We may keep digits only as far to the right as the uncertain digit in the least accurate measurement. For
example, suppose you measured a block with the millimeter ruler (Fig. 2-1) as 5.71 cm and another block with
the centimeter ruler as 3.2 cm. What is the length of the two blocks together?
3.2cm
+5.71 cm
8.91 cm → 8.9cm
Since the 2 in the 3.2-cm measurement is uncertain, the 9 in the result is also uncertain. To report 8.91 cm
would indicate that we knew the 8.9 for sure and that the 1 was uncertain. Since this is more precise than our
measurements justify, we must round our reported result to 8.9 cm. That result says that we are unsure of the 9
and certain of the 8.
The rule for addition or subtraction can be stated as follows: Keep digits in the answer only as far to the
right as the measurement in which there are digits least far to the right.

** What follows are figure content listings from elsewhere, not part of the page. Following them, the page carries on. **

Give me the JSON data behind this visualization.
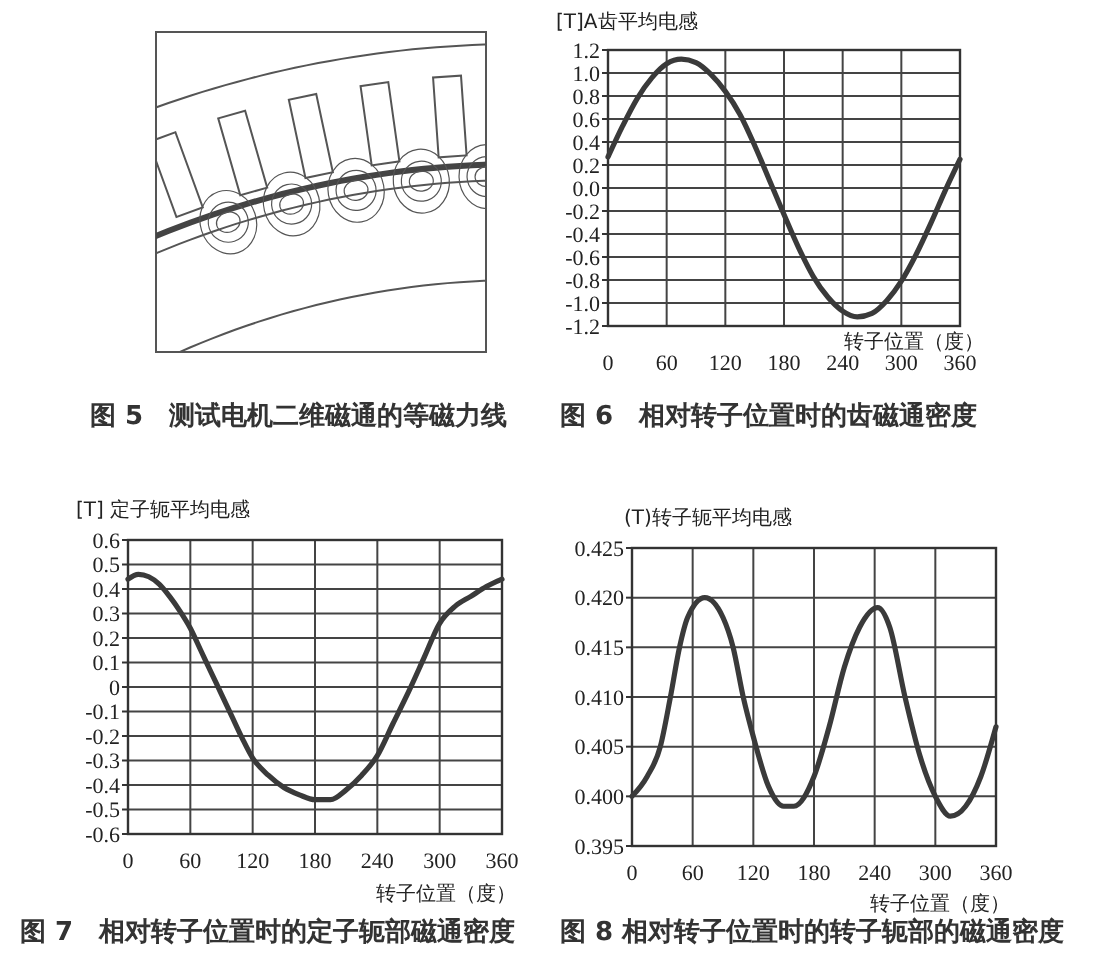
{
  "chart_data": [
    {
      "type": "other",
      "annotations": [
        "图 5　测试电机二维磁通的等磁力线"
      ]
    },
    {
      "type": "line",
      "ylabel": "[T]A齿平均电感",
      "xlabel": "转子位置（度）",
      "annotations": [
        "图 6　相对转子位置时的齿磁通密度"
      ],
      "x": [
        0,
        15,
        30,
        45,
        60,
        75,
        90,
        105,
        120,
        135,
        150,
        165,
        180,
        195,
        210,
        225,
        240,
        255,
        270,
        285,
        300,
        315,
        330,
        345,
        360
      ],
      "series": [
        {
          "color": "#3a3a3a",
          "values": [
            0.27,
            0.54,
            0.78,
            0.96,
            1.08,
            1.12,
            1.09,
            0.99,
            0.84,
            0.64,
            0.37,
            0.07,
            -0.23,
            -0.52,
            -0.77,
            -0.95,
            -1.07,
            -1.12,
            -1.09,
            -0.98,
            -0.81,
            -0.58,
            -0.31,
            -0.02,
            0.25
          ]
        }
      ],
      "xlim": [
        0,
        360
      ],
      "xticks": [
        0,
        60,
        120,
        180,
        240,
        300,
        360
      ],
      "ylim": [
        -1.2,
        1.2
      ],
      "yticks": [
        -1.2,
        {
          "value": -1,
          "label": "-1.0"
        },
        -0.8,
        -0.6,
        -0.4,
        -0.2,
        {
          "value": 0,
          "label": "0.0"
        },
        0.2,
        0.4,
        0.6,
        0.8,
        {
          "value": 1,
          "label": "1.0"
        },
        1.2
      ],
      "grid": true
    },
    {
      "type": "line",
      "ylabel": "[T] 定子轭平均电感",
      "xlabel": "转子位置（度）",
      "annotations": [
        "图 7　相对转子位置时的定子轭部磁通密度"
      ],
      "x": [
        0,
        10,
        20,
        30,
        40,
        50,
        60,
        70,
        80,
        90,
        100,
        110,
        120,
        135,
        150,
        165,
        180,
        195,
        210,
        225,
        240,
        255,
        270,
        285,
        300,
        315,
        330,
        345,
        360
      ],
      "series": [
        {
          "color": "#3a3a3a",
          "values": [
            0.44,
            0.46,
            0.45,
            0.42,
            0.37,
            0.31,
            0.24,
            0.15,
            0.06,
            -0.03,
            -0.12,
            -0.21,
            -0.29,
            -0.36,
            -0.41,
            -0.44,
            -0.46,
            -0.46,
            -0.42,
            -0.36,
            -0.28,
            -0.15,
            -0.02,
            0.12,
            0.26,
            0.33,
            0.37,
            0.41,
            0.44
          ]
        }
      ],
      "xlim": [
        0,
        360
      ],
      "xticks": [
        0,
        60,
        120,
        180,
        240,
        300,
        360
      ],
      "ylim": [
        -0.6,
        0.6
      ],
      "yticks": [
        -0.6,
        -0.5,
        -0.4,
        -0.3,
        -0.2,
        -0.1,
        0,
        0.1,
        0.2,
        0.3,
        0.4,
        0.5,
        0.6
      ],
      "grid": true
    },
    {
      "type": "line",
      "ylabel": "(T)转子轭平均电感",
      "xlabel": "转子位置（度）",
      "annotations": [
        "图 8 相对转子位置时的转子轭部的磁通密度"
      ],
      "x": [
        0,
        15,
        28,
        38,
        47,
        55,
        72,
        90,
        100,
        110,
        120,
        135,
        150,
        160,
        180,
        195,
        210,
        225,
        243,
        255,
        270,
        285,
        300,
        315,
        330,
        345,
        360
      ],
      "series": [
        {
          "color": "#3a3a3a",
          "values": [
            0.4,
            0.402,
            0.405,
            0.41,
            0.415,
            0.418,
            0.42,
            0.418,
            0.415,
            0.41,
            0.406,
            0.401,
            0.399,
            0.399,
            0.402,
            0.407,
            0.413,
            0.417,
            0.419,
            0.417,
            0.41,
            0.404,
            0.4,
            0.398,
            0.399,
            0.402,
            0.407
          ]
        }
      ],
      "xlim": [
        0,
        360
      ],
      "xticks": [
        0,
        60,
        120,
        180,
        240,
        300,
        360
      ],
      "ylim": [
        0.395,
        0.425
      ],
      "yticks": [
        0.395,
        {
          "value": 0.4,
          "label": "0.400"
        },
        0.405,
        {
          "value": 0.41,
          "label": "0.410"
        },
        0.415,
        {
          "value": 0.42,
          "label": "0.420"
        },
        0.425
      ],
      "grid": true
    }
  ]
}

Digit farthest to the right in
least accurate measurement
3.2 cm 16.351 cm
+5.71 cm −0.21 cm
8.91 cm 8.9 cm 16.141 cm 16.14 cm
Last digit retainable
It is not the number of significant digits, but their positions which determine the number of digits in the answer in
addition or subtraction. For example, in the following problems the numbers of significant digits change despite
the final digit being retained in each case:
98.7cm 24.3cm
+42.1cm −21.5cm
140.8cm 2.8cm
Rounding
We have seen that we must sometimes reduce the number of digits in our calculated result to indicate the
precision of the measurements that were made. To reduce the number, we round digits other than integer digits,
using the following rules.
If the first digit which we are to drop is less than 5, we drop the digits without changing the last digit retained.
7.437 → 7.4
If the first digit to be dropped is equal to or greater than 5, the last digit retained is increased by 1:
7.46 → 7.5 7.96 → 8.0 (Increasing the last digit retained caused a carry.)
7.56 → 7.6 7.5501 → 7.6
A slightly more sophisticated method may be used if the first digit to be dropped is a 5 and there are no digits or
only zeros after the 5. Change the last digit remaining only if it is odd to the next higher even digit. The following
numbers are rounded to one decimal place:
7.550 → 7.6 7.55 → 7.6
7.450 → 7.4 7.45 → 7.4
Use this method only if your instructor or text does.